UK Property 5 Percent Average Capital Growth in 2015 and Shunning of Equities by UK Property Investors

It has been confirmed that residential property investments across the United Kingdom could be appreciating by 5 percent on average come 2015. In a nutshell, UK property will be appreciating by 3-5 percent in 2015, London market will continue slowing down as the property activity regionally continues increasing as a vast economic activity indicates the UK house market is ready for a sustained growth as a result of high demand and low rates.

Investing in UK property

Investing in UK property

Growth by 5 percent

The UK residential property costs are expected to grow by about 3 percent and 5 percent come next year as per new estimates released. Halifax price inflation reports on houses has indicated the demand for houses or homes need the support of strong economic growth, low rates of mortgage and higher levels of employment as well as an increase in earnings. For those who are investing in buy-to-let they have already been told that investing in property in England’s north will be generating much better percentage yields in days to come. Halifax even predicted extensive concerns on global economy might end up tempering purchaser activity and demand in London’s top end market by 2015 to make the property market in the UK mostly regional in the next twelve months.

The property market fluctuations as per housing economists are that it usually coincides with an extensive economic activity.

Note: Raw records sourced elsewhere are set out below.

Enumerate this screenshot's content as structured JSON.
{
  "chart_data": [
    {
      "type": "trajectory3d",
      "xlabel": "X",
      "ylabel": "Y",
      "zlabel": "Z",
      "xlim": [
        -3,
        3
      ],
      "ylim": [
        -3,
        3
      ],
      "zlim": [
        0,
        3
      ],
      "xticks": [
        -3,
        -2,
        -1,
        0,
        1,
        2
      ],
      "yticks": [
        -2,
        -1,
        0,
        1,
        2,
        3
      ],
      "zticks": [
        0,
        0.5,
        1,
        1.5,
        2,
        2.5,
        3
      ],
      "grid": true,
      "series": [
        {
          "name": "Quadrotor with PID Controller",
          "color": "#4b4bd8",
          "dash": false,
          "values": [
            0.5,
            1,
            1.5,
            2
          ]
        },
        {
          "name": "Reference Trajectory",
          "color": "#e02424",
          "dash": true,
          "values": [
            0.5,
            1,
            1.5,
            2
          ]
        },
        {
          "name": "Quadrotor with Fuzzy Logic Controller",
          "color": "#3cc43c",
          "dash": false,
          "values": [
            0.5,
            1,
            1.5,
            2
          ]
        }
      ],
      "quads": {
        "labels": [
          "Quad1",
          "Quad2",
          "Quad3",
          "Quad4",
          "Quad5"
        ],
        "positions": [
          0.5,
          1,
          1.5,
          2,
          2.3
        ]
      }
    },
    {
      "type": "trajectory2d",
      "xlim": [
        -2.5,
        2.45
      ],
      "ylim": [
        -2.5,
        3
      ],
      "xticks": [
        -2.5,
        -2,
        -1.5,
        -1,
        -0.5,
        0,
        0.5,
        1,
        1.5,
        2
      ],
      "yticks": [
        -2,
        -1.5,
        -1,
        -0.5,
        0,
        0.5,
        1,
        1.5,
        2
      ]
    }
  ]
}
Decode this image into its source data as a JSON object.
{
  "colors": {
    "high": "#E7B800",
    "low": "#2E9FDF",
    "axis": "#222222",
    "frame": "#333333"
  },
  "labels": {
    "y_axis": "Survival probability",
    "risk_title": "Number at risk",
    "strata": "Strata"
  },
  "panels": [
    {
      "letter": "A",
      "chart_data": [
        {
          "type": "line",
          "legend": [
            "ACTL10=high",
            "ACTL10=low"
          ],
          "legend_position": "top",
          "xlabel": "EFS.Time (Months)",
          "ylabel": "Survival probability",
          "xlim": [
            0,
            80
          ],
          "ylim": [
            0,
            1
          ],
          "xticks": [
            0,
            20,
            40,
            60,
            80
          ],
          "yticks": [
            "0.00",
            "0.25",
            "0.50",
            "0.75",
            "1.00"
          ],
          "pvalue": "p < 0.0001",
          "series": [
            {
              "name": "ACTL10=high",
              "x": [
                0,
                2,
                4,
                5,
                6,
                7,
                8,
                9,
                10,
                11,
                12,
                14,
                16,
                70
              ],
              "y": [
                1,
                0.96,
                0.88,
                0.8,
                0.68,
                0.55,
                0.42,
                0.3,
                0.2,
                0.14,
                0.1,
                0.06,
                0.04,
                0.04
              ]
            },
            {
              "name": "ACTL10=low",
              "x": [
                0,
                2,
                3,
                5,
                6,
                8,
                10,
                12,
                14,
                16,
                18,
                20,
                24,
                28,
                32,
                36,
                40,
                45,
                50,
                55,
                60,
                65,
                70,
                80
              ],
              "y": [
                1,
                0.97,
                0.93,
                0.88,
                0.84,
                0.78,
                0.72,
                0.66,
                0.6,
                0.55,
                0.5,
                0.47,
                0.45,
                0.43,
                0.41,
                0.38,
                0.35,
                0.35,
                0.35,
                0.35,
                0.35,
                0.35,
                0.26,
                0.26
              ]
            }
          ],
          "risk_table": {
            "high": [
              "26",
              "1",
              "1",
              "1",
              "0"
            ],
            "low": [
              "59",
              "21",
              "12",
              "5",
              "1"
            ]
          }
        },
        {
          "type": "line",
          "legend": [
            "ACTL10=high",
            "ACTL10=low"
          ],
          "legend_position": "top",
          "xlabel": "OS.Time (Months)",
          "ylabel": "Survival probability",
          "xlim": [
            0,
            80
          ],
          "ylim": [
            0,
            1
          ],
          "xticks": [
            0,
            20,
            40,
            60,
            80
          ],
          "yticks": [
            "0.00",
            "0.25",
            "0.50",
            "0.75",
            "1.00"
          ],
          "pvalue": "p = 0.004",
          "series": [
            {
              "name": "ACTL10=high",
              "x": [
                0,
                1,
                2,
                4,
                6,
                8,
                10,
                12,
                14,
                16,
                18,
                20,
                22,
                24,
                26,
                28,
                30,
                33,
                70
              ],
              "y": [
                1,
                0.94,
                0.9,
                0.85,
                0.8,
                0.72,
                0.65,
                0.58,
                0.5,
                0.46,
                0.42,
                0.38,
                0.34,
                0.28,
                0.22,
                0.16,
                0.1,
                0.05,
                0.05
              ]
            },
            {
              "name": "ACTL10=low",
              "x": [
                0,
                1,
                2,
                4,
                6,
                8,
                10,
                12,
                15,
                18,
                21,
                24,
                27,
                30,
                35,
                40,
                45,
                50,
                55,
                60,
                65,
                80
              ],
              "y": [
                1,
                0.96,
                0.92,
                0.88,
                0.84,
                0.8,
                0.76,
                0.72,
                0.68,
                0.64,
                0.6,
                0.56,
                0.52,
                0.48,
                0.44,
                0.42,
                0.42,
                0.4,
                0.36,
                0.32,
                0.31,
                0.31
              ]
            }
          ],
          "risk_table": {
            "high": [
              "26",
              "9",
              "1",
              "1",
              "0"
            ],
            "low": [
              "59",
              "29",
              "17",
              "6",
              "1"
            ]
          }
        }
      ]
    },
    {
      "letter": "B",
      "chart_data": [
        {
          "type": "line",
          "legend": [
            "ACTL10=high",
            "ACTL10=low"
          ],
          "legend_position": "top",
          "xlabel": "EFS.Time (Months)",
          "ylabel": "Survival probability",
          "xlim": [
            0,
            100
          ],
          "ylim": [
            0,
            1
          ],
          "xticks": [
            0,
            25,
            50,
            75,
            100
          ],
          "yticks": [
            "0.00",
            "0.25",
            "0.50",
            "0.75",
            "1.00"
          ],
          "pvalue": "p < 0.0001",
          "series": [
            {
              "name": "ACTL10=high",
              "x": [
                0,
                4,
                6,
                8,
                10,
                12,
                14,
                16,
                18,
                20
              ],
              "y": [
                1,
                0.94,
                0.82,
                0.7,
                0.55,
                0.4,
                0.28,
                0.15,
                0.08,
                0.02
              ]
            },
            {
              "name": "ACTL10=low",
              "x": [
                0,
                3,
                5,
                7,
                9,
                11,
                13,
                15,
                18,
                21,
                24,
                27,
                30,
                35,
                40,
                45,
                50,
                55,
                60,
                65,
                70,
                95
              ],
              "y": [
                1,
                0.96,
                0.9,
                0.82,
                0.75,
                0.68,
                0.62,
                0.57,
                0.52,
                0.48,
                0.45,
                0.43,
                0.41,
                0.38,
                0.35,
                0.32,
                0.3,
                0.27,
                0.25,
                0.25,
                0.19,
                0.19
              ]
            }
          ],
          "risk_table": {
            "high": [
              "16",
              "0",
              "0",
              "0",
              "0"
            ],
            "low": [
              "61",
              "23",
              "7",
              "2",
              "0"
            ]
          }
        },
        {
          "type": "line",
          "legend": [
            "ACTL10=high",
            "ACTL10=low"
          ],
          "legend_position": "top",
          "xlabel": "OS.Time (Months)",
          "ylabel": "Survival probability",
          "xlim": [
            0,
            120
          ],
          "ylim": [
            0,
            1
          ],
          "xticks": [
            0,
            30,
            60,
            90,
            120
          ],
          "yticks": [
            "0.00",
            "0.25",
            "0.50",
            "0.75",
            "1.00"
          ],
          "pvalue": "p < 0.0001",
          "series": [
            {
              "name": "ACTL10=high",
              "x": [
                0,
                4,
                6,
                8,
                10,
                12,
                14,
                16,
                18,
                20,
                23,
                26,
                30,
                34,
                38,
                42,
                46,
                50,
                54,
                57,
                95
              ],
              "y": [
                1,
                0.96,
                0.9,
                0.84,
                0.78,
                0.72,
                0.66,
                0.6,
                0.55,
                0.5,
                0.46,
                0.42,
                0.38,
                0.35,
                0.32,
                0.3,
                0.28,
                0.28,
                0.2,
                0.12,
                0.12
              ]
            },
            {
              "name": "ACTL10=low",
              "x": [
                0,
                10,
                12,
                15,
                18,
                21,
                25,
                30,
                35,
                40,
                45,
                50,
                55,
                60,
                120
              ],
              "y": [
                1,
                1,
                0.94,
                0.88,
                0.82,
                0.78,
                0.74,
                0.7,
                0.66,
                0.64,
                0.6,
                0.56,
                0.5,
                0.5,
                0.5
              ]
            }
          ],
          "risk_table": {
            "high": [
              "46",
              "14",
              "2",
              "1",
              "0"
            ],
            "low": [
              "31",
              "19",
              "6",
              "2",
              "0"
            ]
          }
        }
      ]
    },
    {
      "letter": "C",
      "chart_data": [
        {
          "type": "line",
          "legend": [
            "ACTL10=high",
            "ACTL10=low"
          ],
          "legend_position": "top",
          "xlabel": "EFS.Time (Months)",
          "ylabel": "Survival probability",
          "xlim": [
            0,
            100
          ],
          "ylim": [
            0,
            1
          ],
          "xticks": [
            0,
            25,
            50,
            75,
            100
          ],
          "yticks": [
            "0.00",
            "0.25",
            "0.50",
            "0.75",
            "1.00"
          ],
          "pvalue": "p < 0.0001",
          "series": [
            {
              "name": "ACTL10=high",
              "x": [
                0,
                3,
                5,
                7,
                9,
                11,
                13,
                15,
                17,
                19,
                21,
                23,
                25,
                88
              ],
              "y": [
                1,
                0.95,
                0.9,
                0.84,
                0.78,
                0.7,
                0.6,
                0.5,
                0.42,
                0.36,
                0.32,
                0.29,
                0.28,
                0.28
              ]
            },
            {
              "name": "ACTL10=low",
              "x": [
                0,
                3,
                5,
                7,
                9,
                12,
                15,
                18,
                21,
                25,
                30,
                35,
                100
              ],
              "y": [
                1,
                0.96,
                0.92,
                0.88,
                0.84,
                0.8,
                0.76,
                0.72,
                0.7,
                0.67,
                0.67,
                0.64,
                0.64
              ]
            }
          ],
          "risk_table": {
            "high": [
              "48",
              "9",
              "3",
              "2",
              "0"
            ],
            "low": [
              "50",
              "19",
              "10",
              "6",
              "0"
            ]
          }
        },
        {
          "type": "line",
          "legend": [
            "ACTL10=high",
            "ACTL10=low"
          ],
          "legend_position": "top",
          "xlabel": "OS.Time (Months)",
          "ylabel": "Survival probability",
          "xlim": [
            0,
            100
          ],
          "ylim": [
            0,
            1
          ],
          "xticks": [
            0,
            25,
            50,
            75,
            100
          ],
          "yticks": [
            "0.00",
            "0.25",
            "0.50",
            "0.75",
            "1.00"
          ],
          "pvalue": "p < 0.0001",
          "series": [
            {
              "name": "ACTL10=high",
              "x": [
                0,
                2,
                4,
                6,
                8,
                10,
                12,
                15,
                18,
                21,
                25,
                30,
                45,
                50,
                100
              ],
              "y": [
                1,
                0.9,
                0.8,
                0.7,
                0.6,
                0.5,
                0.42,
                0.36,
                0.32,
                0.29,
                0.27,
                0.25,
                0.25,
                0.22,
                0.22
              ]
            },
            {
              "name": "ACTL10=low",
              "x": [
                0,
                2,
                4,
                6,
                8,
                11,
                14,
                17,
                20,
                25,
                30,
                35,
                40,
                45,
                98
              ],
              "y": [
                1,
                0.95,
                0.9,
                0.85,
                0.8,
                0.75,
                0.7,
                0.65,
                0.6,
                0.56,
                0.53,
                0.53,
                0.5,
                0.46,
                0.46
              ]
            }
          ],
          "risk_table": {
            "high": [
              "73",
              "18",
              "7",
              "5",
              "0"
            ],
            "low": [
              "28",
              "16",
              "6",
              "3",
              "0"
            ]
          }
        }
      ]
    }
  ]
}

As the United Kingdom continues to strengthen in the next 24 months the increases in potential property buyers has been going up and is expected to continue.

Nonetheless, the higher UK property demand has not been matched by lots of sellers making their way into the market, which has resulted in a very robust upward pressure on the cost of houses in a number of areas in the UK. The global economy could be affecting things especially in the UK property market and it is the view of housing economists that growth pace is still very robust; the Inflation Report for November from the Monetary Policy of the Bank of England has forecasted interest rates will continue to remain the same for a short period or for the midterm.

British investors and the shunning of equities

Investment managers in Britain have seen equity allocations kept at the lowest level in two years in November 2014, maintaining huge property holdings including most of the funds collected in October as they grapple with divergent world economy risks. A monthly poll on asset managers in the UK has indicated equity holdings have gone down to around 51.7% from about 51.8% as property holdings went up to highs of 4.7%, which is the highest in many years.

The managers were found to have lowered their cash holding by about 8.3% on average level from October’s high average of 11.2%, although it is still high if other times of 2014 are anything to go by. Essentially, cash remains a safe point for investors when they are expecting some kind of market volatility. British investors also have to deal with divergent policies due to the difference in growth rates between major economies and the United States. Such a divergence in world monetary policy could be bringing the toughest challenges in 2015 for markets.

Investors have also shunned the euro zone as the bonds percentage held there reduced from about 26% to 23.6% and equities shares to about 13.7% from around 15.9% due to the fear of continued European Central Bank’s stimulus.